Panduan Material Cable Tray dan Cable Ladder untuk Industri

Pemilihan material cable tray dan cable ladder merupakan salah satu aspek penting dalam perencanaan sistem manajemen kabel di lingkungan industri. Material yang tepat tidak hanya menentukan kekuatan mekanis, tetapi juga memengaruhi ketahanan terhadap korosi, kondisi lingkungan, usia penggunaan, hingga kebutuhan maintenance selama operasional.

Setiap proyek dapat membutuhkan spesifikasi yang berbeda. Instalasi di dalam gedung tentu memiliki tantangan yang berbeda dibandingkan area outdoor, pabrik kimia, pembangkit listrik, maupun fasilitas yang berada dekat lingkungan laut. Karena itu, memahami karakteristik setiap material akan membantu engineer dan kontraktor menentukan sistem cable support yang sesuai dengan kebutuhan proyek.

Pilihan Material Cable Tray dan Cable Ladder

Cable tray dan cable ladder berfungsi menopang sekaligus mengatur jalur kabel listrik, kontrol, komunikasi, maupun instrumentasi. Sistem ini dapat digunakan pada pabrik, gedung komersial, data center, power plant, industri minyak dan gas, hingga berbagai fasilitas infrastruktur.

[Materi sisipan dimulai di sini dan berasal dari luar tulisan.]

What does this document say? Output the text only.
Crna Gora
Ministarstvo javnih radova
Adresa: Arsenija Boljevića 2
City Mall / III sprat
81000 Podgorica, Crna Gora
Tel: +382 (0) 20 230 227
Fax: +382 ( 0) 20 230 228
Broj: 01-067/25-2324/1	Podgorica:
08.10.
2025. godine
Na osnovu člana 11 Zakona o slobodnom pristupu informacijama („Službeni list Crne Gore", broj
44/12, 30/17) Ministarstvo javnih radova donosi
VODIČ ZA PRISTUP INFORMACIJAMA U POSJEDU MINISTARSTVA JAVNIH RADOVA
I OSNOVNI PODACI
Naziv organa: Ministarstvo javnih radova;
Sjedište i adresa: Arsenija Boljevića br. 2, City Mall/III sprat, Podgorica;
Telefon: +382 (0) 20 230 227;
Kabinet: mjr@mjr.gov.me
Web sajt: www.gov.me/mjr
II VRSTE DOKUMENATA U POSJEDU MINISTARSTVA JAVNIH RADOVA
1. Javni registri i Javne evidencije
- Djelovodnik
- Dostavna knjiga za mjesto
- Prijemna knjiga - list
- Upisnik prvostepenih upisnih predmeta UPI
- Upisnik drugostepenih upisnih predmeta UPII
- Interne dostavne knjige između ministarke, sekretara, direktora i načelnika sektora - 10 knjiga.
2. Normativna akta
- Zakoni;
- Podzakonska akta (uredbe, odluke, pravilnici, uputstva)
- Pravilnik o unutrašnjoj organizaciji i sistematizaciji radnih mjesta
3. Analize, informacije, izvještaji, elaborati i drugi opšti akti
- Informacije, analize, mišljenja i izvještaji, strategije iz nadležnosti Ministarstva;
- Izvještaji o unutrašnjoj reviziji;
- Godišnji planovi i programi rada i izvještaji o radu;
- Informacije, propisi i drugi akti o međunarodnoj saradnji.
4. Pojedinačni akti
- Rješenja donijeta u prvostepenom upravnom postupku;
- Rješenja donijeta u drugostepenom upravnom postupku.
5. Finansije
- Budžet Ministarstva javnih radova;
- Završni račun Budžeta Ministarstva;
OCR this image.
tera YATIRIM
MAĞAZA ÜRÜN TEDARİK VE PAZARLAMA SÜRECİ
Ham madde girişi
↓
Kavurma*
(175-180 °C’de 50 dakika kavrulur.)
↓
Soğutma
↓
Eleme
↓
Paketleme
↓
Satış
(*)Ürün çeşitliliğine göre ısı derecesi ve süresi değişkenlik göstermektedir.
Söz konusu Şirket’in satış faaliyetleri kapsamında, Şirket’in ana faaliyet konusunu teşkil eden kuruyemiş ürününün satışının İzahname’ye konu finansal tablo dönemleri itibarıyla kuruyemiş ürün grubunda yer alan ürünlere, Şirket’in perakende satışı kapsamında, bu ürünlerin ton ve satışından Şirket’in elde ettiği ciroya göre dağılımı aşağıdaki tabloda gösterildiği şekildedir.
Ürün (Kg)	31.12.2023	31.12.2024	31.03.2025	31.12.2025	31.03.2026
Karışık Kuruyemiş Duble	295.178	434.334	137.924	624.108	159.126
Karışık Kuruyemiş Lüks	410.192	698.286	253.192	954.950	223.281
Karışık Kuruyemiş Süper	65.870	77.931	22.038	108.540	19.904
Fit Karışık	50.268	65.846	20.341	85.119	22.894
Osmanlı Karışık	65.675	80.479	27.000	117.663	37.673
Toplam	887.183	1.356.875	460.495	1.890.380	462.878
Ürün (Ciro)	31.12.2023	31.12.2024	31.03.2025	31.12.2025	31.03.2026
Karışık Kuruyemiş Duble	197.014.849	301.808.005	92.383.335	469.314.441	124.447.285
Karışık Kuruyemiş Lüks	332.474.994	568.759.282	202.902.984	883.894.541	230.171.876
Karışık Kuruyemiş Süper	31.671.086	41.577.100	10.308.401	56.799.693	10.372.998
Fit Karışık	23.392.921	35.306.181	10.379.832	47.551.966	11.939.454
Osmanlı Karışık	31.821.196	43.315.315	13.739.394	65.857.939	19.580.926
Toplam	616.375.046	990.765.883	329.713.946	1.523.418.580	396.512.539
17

Selain ukuran dan kapasitas beban, material menjadi faktor yang perlu diperhatikan karena cable support akan terus terpapar kondisi lingkungan selama digunakan. Material yang kurang sesuai dapat lebih cepat mengalami korosi atau penurunan kekuatan sehingga berpotensi meningkatkan kebutuhan perawatan.

1. Mild Steel

Mild steel merupakan salah satu material yang banyak digunakan dalam produksi cable tray dan cable ladder. Material ini memiliki kekuatan mekanis yang baik serta relatif mudah dibentuk menjadi berbagai ukuran dan konfigurasi.

Namun, mild steel umumnya membutuhkan perlindungan permukaan untuk meningkatkan ketahanannya terhadap korosi. Beberapa pilihan finishing yang biasa digunakan antara lain electro galvanized, pre-galvanized, powder coating, maupun hot dip galvanized tergantung kondisi instalasi.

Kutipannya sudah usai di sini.